Towards a Unified Framework For Interpretable Planning
Introduction
There is a growing interest in studying and developing AI-based systems that are able to work with and alongside humans. A particular sub-problem within this direction that has been getting a lot of attention recently has been the development and study of interpretable behavior. In general, these works look at generating agent behaviors that are designed to manifest specific changes in the observer’s mental state without the need for explicit communication. While many classes of interpretable properties have been previously investigated chakraborti2019explicability, they have generally been studied in isolation. Regardless of the fact that each of these properties generally focuses on generating complementary effects on the human’s mental state, there has been surprisingly little work in developing methods that are able to reason about all these properties simultaneously.
The goal of this paper is to address this lacuna, in particular, to come up with a framework that is able to reason about the three most widely considered interpretable behaviors, namely; legibility, explicability, and predictability. We aim to achieve this objective by
-
1.
Identify general enough settings where all three interpretability measures can be exhibited.
-
2.
Map each of these interpretability measures to specific phenomena at the user’s end
-
3.
Propose a unified reasoning framework that is able to model all relevant effects on the user’s mental state given a specific agent behavior.
Specifically, we will base our reasoning framework on Bayesian probabilistic reasoning because there already exists Bayesian formulations for two of the measures we consider and also there is evidence to believe that humans may be inherently using Bayesian reasoning. This means in addition to extending existing formulation to the new setting, we will also propose a Bayesian formulation for explicability that is completely compatible with earlier formulations. In addition, to developing this framework we will also explore how one could leverage communication (which may be limited or expensive) to boost each of these interpretability measures. Moreover we will demonstrate the usefulness of this framework in a simple grid world domain, which we will also use to perform user studies to validate predictions made through our framework.

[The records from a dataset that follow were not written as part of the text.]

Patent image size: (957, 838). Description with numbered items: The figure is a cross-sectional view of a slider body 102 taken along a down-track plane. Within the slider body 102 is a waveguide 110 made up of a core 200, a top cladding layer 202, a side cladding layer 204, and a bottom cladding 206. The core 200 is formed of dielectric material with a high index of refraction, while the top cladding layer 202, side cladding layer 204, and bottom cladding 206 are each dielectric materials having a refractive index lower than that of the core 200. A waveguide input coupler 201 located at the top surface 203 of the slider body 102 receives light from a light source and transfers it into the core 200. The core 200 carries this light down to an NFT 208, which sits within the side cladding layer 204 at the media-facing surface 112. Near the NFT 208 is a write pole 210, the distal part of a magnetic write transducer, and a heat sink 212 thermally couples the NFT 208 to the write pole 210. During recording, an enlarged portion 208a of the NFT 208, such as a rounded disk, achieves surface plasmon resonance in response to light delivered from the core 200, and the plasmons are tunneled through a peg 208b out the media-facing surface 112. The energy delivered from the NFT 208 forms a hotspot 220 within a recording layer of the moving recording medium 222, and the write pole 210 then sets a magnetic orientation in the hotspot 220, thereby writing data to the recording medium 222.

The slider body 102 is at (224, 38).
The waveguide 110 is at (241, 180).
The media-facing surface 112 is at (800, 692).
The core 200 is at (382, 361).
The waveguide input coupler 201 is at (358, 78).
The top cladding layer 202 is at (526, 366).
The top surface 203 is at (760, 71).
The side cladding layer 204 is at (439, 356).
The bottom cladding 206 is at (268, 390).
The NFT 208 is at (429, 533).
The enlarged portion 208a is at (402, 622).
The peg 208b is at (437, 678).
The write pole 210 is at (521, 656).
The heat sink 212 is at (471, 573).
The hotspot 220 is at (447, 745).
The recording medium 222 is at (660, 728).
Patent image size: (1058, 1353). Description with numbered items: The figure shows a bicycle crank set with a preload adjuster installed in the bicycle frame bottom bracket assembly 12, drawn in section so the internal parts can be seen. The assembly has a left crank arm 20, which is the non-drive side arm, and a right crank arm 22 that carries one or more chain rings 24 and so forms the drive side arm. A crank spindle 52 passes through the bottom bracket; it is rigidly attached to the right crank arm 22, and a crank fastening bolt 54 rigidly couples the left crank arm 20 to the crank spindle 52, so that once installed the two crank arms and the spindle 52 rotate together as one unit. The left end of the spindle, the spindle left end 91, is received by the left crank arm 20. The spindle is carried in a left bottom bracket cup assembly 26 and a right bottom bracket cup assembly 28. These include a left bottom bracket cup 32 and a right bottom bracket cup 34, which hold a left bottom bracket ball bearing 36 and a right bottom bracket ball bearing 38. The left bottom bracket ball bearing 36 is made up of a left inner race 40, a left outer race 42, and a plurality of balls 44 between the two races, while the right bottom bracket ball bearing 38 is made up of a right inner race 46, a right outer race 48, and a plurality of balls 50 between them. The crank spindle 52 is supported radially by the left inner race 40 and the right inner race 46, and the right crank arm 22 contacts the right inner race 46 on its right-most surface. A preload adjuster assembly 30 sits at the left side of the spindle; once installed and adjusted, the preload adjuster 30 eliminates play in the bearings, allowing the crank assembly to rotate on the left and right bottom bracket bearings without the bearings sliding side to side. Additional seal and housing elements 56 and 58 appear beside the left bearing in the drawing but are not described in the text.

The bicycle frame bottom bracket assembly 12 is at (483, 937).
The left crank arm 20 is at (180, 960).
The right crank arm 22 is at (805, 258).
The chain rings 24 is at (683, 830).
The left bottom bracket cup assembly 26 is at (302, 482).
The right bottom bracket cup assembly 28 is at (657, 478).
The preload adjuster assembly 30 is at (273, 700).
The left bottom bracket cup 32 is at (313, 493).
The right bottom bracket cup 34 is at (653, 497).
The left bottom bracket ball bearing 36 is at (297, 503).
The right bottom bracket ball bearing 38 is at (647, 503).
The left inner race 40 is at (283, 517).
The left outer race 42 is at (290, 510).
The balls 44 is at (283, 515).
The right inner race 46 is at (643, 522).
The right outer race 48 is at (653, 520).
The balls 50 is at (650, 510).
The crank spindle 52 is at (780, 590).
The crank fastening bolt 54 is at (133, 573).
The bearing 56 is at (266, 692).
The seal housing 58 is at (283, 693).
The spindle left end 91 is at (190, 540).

Illustrative Example: An Office Robot
Throughout this paper we will consider the operations of an office root to illustrate the various behaviors made possible by the setting. The basic setting consists of a mobile robot that is operating in an office floor. The robot is generally tasked with performing various menial duties in the office, including delivering various object to specific employees. You as the floor manager has been tasked with observing the robot and making sure it is working properly. Given you have observed the robot in action previously, you may have come to form some expectations on the robot’s capabilities and common tasks it generally pursues. Though you may not know them for certain. For example in the situation illustrated in Figure 1, you may think the most possible goals of the robot are either to deliver coffee or to deliver mail to room C. Though you may not know this for certain and there may be other possibilities that you haven’t considered.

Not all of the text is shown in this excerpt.